Tonight, the MPG researchers are trying to catch common nighthawks and common poorwills, two very secretive birds in the nightjar family. Common nighthawks range throughout most of the U.S. and Canada during breeding season, but the birds spend winters in South America. While Motus stations in Brazil and farther south are still few and far between, nighthawk tagging at MPG has already paid off. 

“Columbia has been developing an amazing array of Motus stations that have actually picked up a lot of our nighthawks,” Blake says. “One or two stations are in a pinch-point, right where South America really starts expanding from Central America. Scientists there knew that it was a huge migratory route for nighthawks, but in Montana, we didn’t have any idea that our nighthawks were using it.”

Unfortunately, tonight, we have no luck luring nighthawks into the nets, so Blake and his teammates switch the speaker calls to common poorwills — a much easier species to catch. As we sit and stare up at Venus and Jupiter, we hear three poorwills plaintively calling poor-will-ow from three different directions. Suddenly, Blake’s phone lights up with a text from a team member staged at the other net. He glances down and exclaims, “They got one!”

We hurry back to the vehicles, where Scofield and Rolls are gently examining an oddly beautiful bird that resembles a smashed-down owl. While common poorwills are found year-round in the American Southwest and northern Mexico, they show up in Montana only in summer, and little is known about them. One reason is that, like nighthawks, common poorwills sport some of the most perfect camouflage in the bird world. 

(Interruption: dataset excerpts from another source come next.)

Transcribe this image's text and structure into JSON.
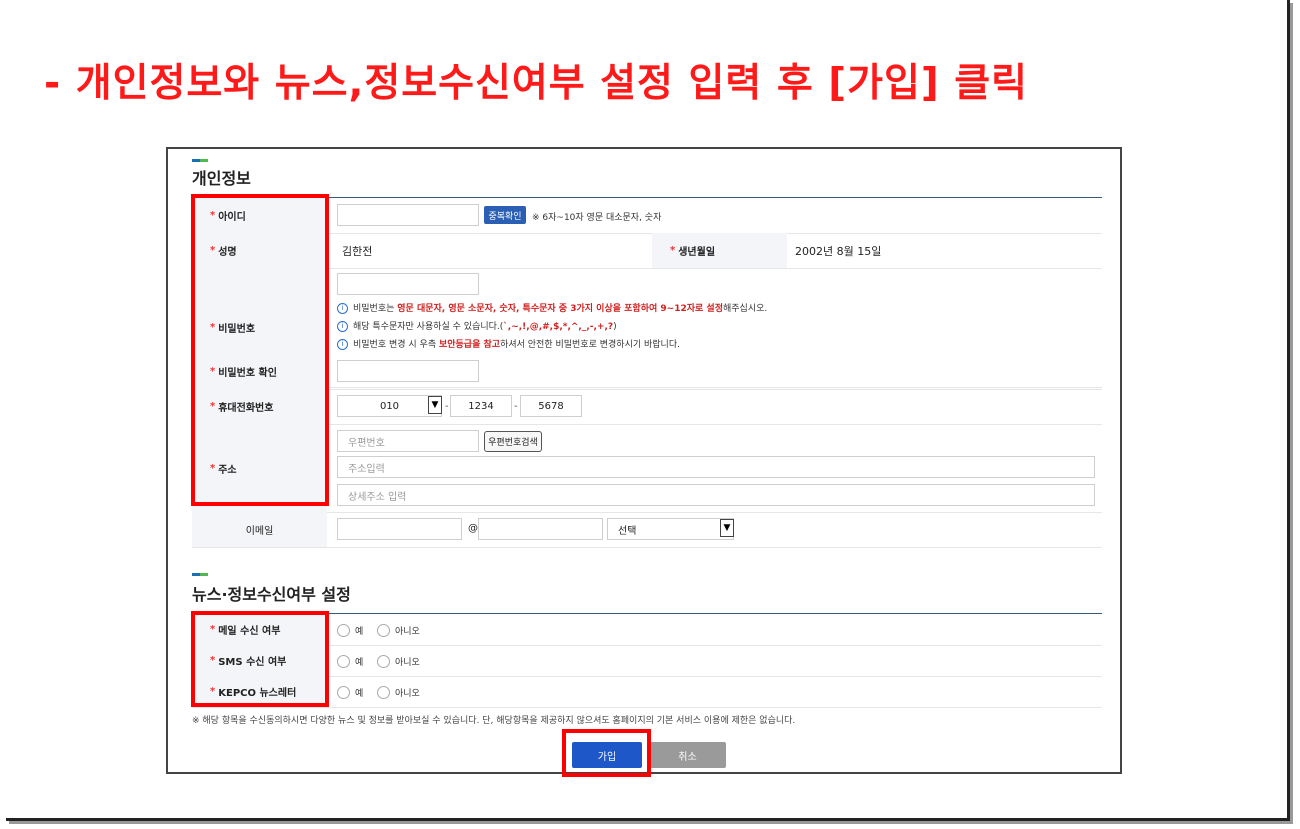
{
  "headline": "- 개인정보와 뉴스,정보수신여부 설정 입력 후 [가입] 클릭",
  "personal": {
    "title": "개인정보",
    "id_label": "아이디",
    "dup_check_button": "중복확인",
    "id_hint": "※ 6자~10자 영문 대소문자, 숫자",
    "name_label": "성명",
    "name_value": "김한전",
    "birth_label": "생년월일",
    "birth_value": "2002년 8월 15일",
    "password_label": "비밀번호",
    "pw_hint1_pre": "비밀번호는 ",
    "pw_hint1_red": "영문 대문자, 영문 소문자, 숫자, 특수문자 중 3가지 이상을 포함하여 9~12자로 설정",
    "pw_hint1_post": "해주십시오.",
    "pw_hint2_pre": "해당 특수문자만 사용하실 수 있습니다.(",
    "pw_hint2_red": "`,~,!,@,#,$,*,^,_,-,+,?",
    "pw_hint2_post": ")",
    "pw_hint3_pre": "비밀번호 변경 시 우측 ",
    "pw_hint3_red": "보안등급을 참고",
    "pw_hint3_post": "하셔서 안전한 비밀번호로 변경하시기 바랍니다.",
    "password_confirm_label": "비밀번호 확인",
    "phone_label": "휴대전화번호",
    "phone_prefix": "010",
    "phone_mid": "1234",
    "phone_last": "5678",
    "address_label": "주소",
    "zip_placeholder": "우편번호",
    "zip_search_button": "우편번호검색",
    "addr_placeholder": "주소입력",
    "addr_detail_placeholder": "상세주소 입력",
    "email_label": "이메일",
    "email_at": "@",
    "email_domain_select": "선택"
  },
  "news": {
    "title": "뉴스·정보수신여부 설정",
    "rows": [
      {
        "label": "메일 수신 여부",
        "yes": "예",
        "no": "아니오"
      },
      {
        "label": "SMS 수신 여부",
        "yes": "예",
        "no": "아니오"
      },
      {
        "label": "KEPCO 뉴스레터",
        "yes": "예",
        "no": "아니오"
      }
    ],
    "note": "※ 해당 항목을 수신동의하시면 다양한 뉴스 및 정보를 받아보실 수 있습니다. 단, 해당항목을 제공하지 않으셔도 홈페이지의 기본 서비스 이용에 제한은 없습니다."
  },
  "buttons": {
    "join": "가입",
    "cancel": "취소"
  },
  "colors": {
    "highlight": "#ff0000",
    "headline": "#ff1a1a",
    "primary_button": "#1e58c8",
    "required_mark": "#e33333"
  }
}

Blake gets one of the Motus tags ready, a small transmitter with a long trailing antenna that sits like a saddle on a bird’s back and is held in place by two nylon loops that wrap around its legs. Unfortunately, this bird turns out to be a juvenile and the team decides that it might be too risky for it to wear a tag before its feathers have fully developed. 

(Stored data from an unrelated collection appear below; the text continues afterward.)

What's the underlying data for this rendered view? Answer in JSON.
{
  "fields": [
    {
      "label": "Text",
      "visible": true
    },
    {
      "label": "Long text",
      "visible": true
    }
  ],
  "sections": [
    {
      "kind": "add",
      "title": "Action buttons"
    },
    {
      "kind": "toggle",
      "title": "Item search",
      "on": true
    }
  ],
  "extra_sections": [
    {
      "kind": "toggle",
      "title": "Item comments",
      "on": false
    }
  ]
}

No one is too disappointed, though. Getting to see this remarkable creature up close is a thrill, even for seasoned bird biologists. And the fall tagging season has only just begun. Blake and company still have multiple opportunities to tag poorwills and nighthawks — birds that, thanks to Motus, will continue providing revelations for the scientific world.

Singling Out Songbirds

While MPG stays busy with nightjars, owls, and woodpeckers, scientists from the University of Montana Bird Ecology Lab have spent the last few field seasons at MPG attaching Motus tags to songbirds, such as Western meadowlarks, grasshopper sparrows, lazuli buntings, and, most of all, Swainson’s thrushes. 

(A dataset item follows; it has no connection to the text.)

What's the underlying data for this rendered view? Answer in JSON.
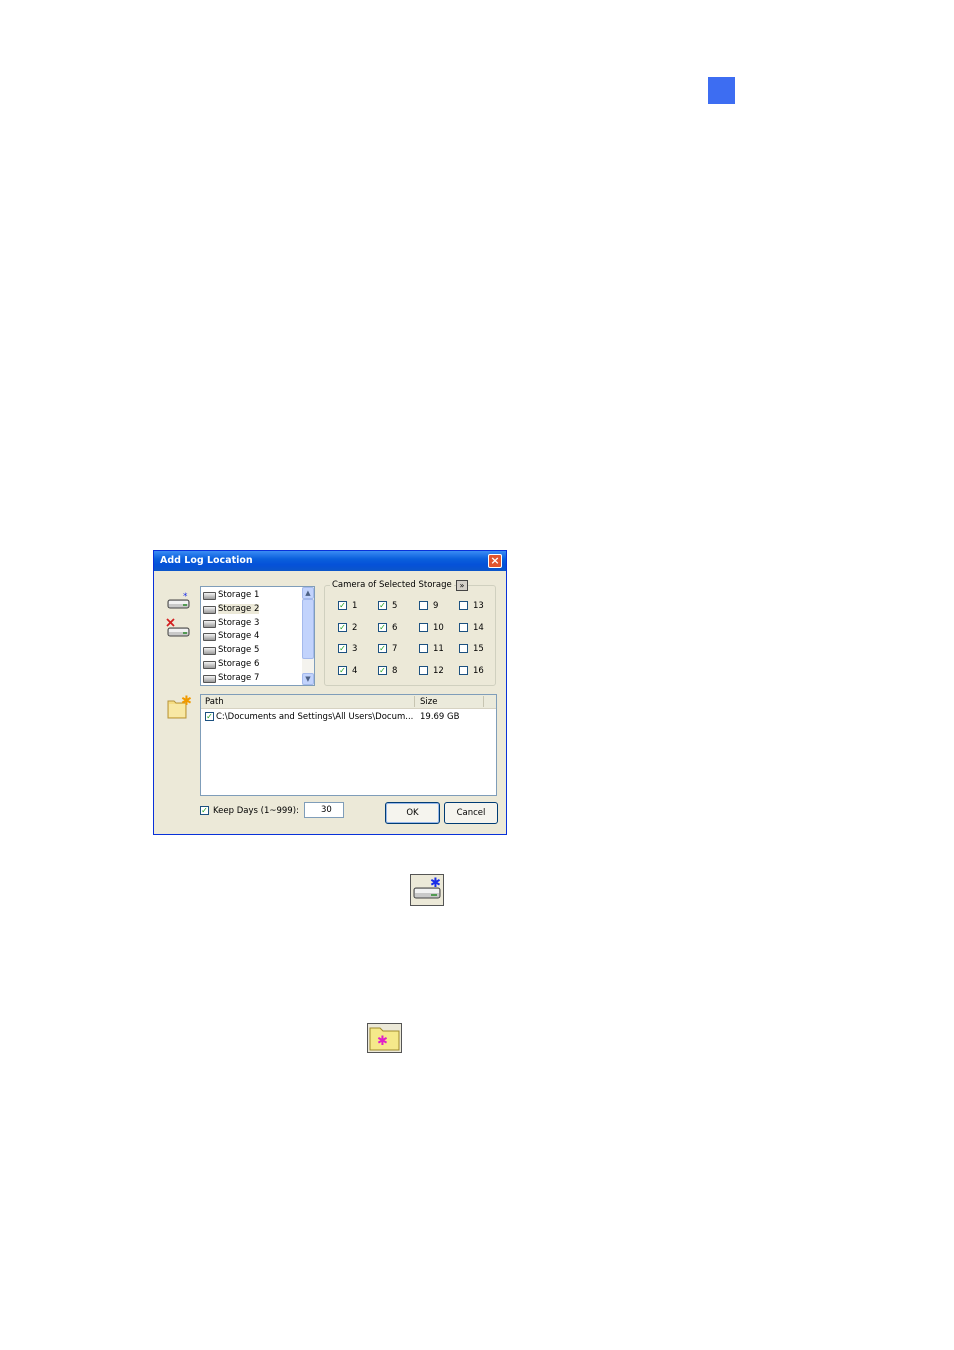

Motus has especially helped biologists study the movements of hard-to-track songbirds, such as lazuli buntings, that pass through MPG Ranch.

Between 2019 and 2022, they equipped 48 Swainson’s thrushes with Motus tags — with startling results. One thrush leaving the Bitterroot Valley on August 31, 2020, passed through the Florida Panhandle on October 1 and was recorded in Columbia four weeks later. The following spring, it returned to Montana via Costa Rica and, a few months later, was detected in Panama on its return route to its wintering grounds. More than a dozen of the lab’s other Swainson’s thrushes were also detected the year after they were tagged, revealing unprecedented knowledge about the birds’ migration routes and behaviors.